LOST was truly great. Throughout its six-year run, the show’s ambitious storyline was not only groundbreaking, but transcendent.  The scope of the show, the production budget, the extensive and diverse cast, the commitment to character development, and cult-like obsession it evoked from its fans—these are elements that are unlikely to be reproduced by another network television show.

So what if we never learned all the answers? We don’t fully understand the significance of “the numbers.” We don’t know why Claire’s child was not supposed to be “raised by another.” Many details about the island’s history, from the hieroglyphics to the Dharma Initiative’s origins to the infertility issues, will remain shrouded. But the story presented to us was, if not perfect, certainly sensational. From the moment when Jack’s eye opened to the moment when it closed, LOST has been one of the most entertaining and compelling stories ever told.

As for all the mysteries that remain, consider them incentive to go back to the beginning and start watching again.
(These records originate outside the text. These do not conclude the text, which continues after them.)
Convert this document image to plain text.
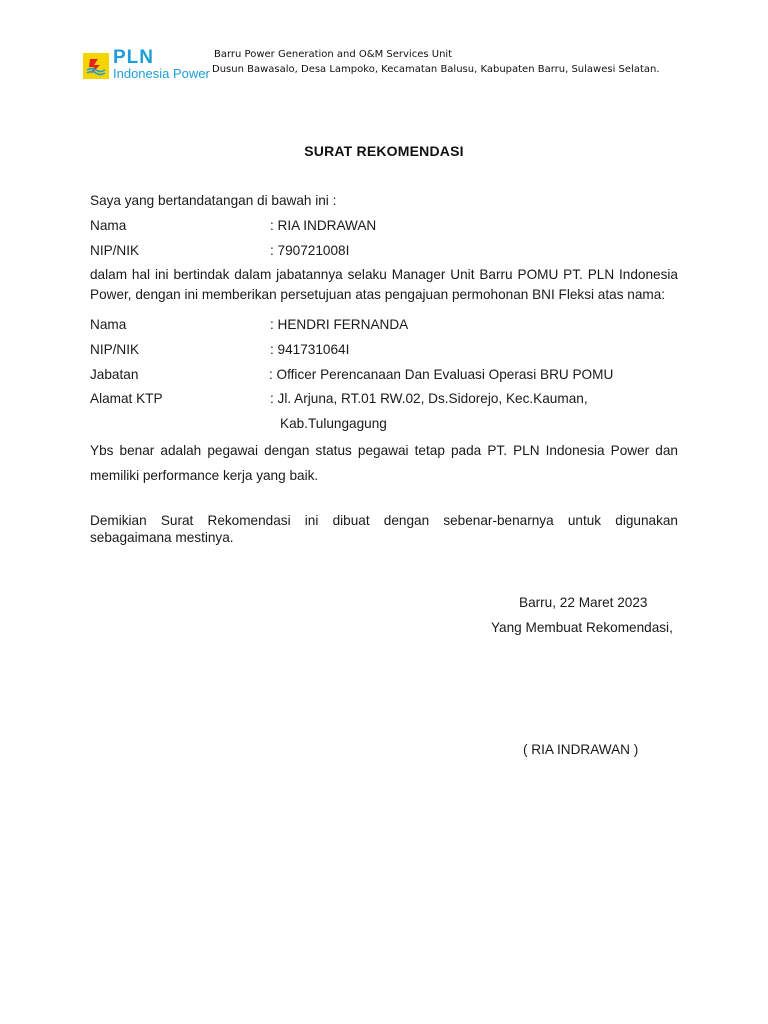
PLN
Indonesia Power
Barru Power Generation and O&M Services Unit
Dusun Bawasalo, Desa Lampoko, Kecamatan Balusu, Kabupaten Barru, Sulawesi Selatan.
SURAT REKOMENDASI
Saya yang bertandatangan di bawah ini :
Nama	: RIA INDRAWAN
NIP/NIK	: 790721008I
dalam hal ini bertindak dalam jabatannya selaku Manager Unit Barru POMU PT. PLN Indonesia Power, dengan ini memberikan persetujuan atas pengajuan permohonan BNI Fleksi atas nama:
Nama	: HENDRI FERNANDA
NIP/NIK	: 941731064I
Jabatan	: Officer Perencanaan Dan Evaluasi Operasi BRU POMU
Alamat KTP	: Jl. Arjuna, RT.01 RW.02, Ds.Sidorejo, Kec.Kauman,
Kab.Tulungagung
Ybs benar adalah pegawai dengan status pegawai tetap pada PT. PLN Indonesia Power dan memiliki performance kerja yang baik.
Demikian Surat Rekomendasi ini dibuat dengan sebenar-benarnya untuk digunakan sebagaimana mestinya.
Barru, 22 Maret 2023
Yang Membuat Rekomendasi,
( RIA INDRAWAN )
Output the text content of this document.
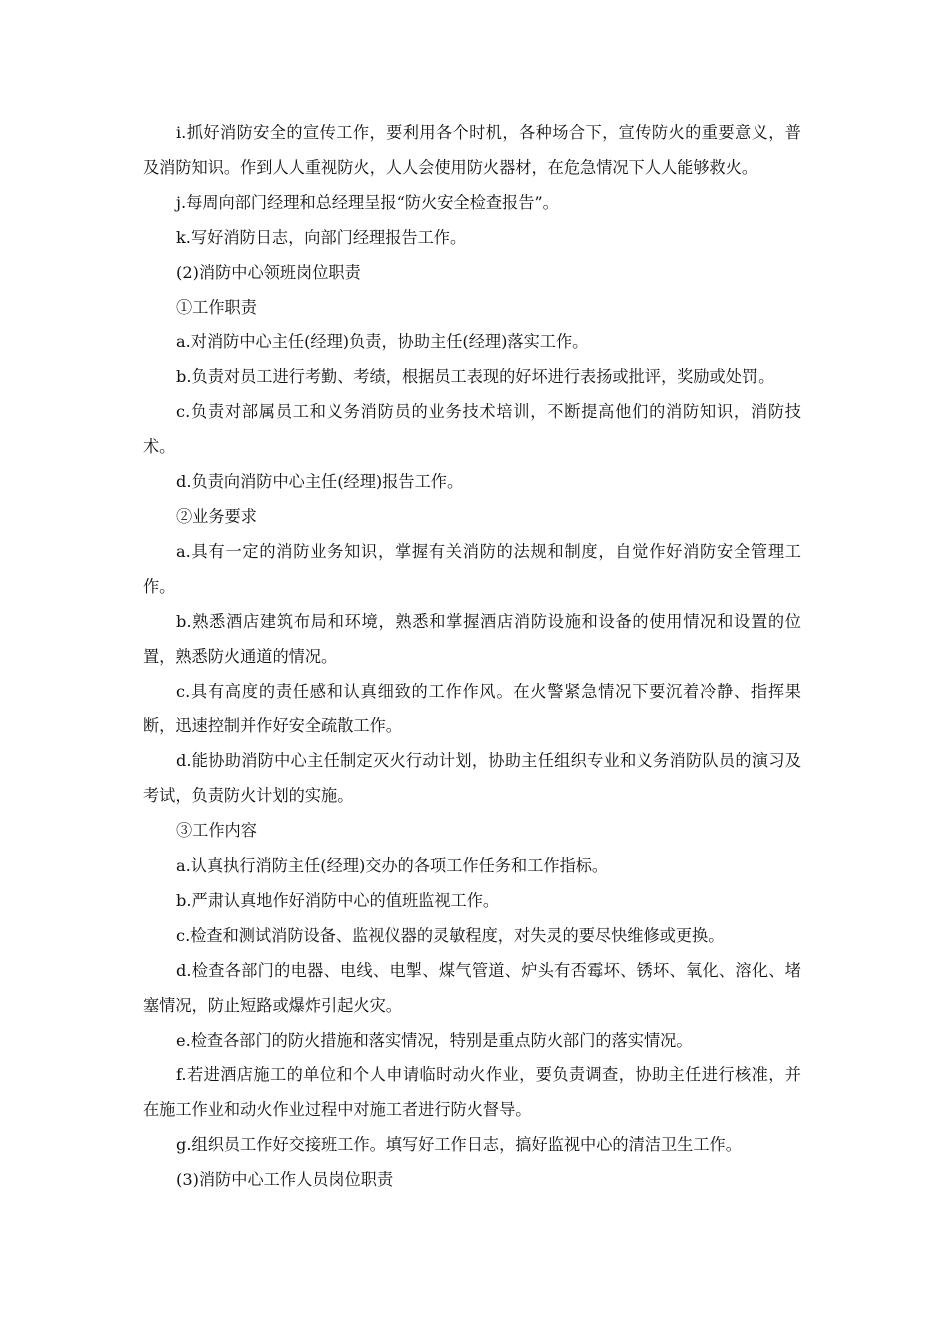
i.抓好消防安全的宣传工作，要利用各个时机，各种场合下，宣传防火的重要意义，普及消防知识。作到人人重视防火，人人会使用防火器材，在危急情况下人人能够救火。

j.每周向部门经理和总经理呈报“防火安全检查报告”。

k.写好消防日志，向部门经理报告工作。

(2)消防中心领班岗位职责

①工作职责

a.对消防中心主任(经理)负责，协助主任(经理)落实工作。

b.负责对员工进行考勤、考绩，根据员工表现的好坏进行表扬或批评，奖励或处罚。

c.负责对部属员工和义务消防员的业务技术培训，不断提高他们的消防知识，消防技术。

d.负责向消防中心主任(经理)报告工作。

②业务要求

a.具有一定的消防业务知识，掌握有关消防的法规和制度，自觉作好消防安全管理工作。

b.熟悉酒店建筑布局和环境，熟悉和掌握酒店消防设施和设备的使用情况和设置的位置，熟悉防火通道的情况。

c.具有高度的责任感和认真细致的工作作风。在火警紧急情况下要沉着冷静、指挥果断，迅速控制并作好安全疏散工作。

d.能协助消防中心主任制定灭火行动计划，协助主任组织专业和义务消防队员的演习及考试，负责防火计划的实施。

③工作内容

a.认真执行消防主任(经理)交办的各项工作任务和工作指标。

b.严肃认真地作好消防中心的值班监视工作。

c.检查和测试消防设备、监视仪器的灵敏程度，对失灵的要尽快维修或更换。

d.检查各部门的电器、电线、电掣、煤气管道、炉头有否霉坏、锈坏、氧化、溶化、堵塞情况，防止短路或爆炸引起火灾。

e.检查各部门的防火措施和落实情况，特别是重点防火部门的落实情况。

f.若进酒店施工的单位和个人申请临时动火作业，要负责调查，协助主任进行核准，并在施工作业和动火作业过程中对施工者进行防火督导。

g.组织员工作好交接班工作。填写好工作日志，搞好监视中心的清洁卫生工作。

(3)消防中心工作人员岗位职责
Because we’re not going to find anything on television as worthy of our time. Not anymore.

That’s one view.  Parchment and Pen offers another view.  An excerpt:

We worked under the valid assumption that all of these questions had answers. Of course, this does not mean that we will like the answers, but it was the risk we were willing to take. Whether it be aliens, God, the lost city of Atlantis, heaven, purgatory, hell, or even all a dream, we did not care. We just wanted answers. That is why we watched the show. And we were trusting enough to wait six years to be satisfied.

But such was not the case. At the conclusion of last night’s episode the horrible reality surfaced. That which we all fear in places we don’t like to go became a reality: The writers did not know the answers either.

Oh, and don’t you try to spin this. Don’t you dare. I have already heard it from dozens of well-meaning naive people. I have already seen people try to redeem the finale and make it out to be some sort of martyr. I know your time is precious to you and I know your hopes for something better will drive your conclusion. But I will not allow you to go there. For your own sake, don’t go there. Don’t say that it was a brilliant “open ended” finale. Don’t say, “Well, they are just allowing us to fill in the blanks” as if that is something that satisfies. My questions are not quenched with my own imagination. If they were, I would have stopped watching in season 1 and filled in the blanks. Oh no. We are not letting ABC and the writers of LOST off the hook for the greatest entertainment swindle since The Matrix. The “brilliant-fill-in-the-blank card” is a terrible way to cope. The first step to recovery is to admit the problem. The second step is to file a class action law suit against the writers (for incompetence), then ABC (for not properly interrogating the writers end game).

The arc we thought was there was an illusion. This series took a risk. It was only as good as the resolution and there was none. The writers did not know what they were doing. Hence concluded the greatest hoax in American television history. Hence the realization that the writers of LOST were just as lost as all of us.

Okay, all you LOST fans, what do you think?  Was LOST fabulous or a flop?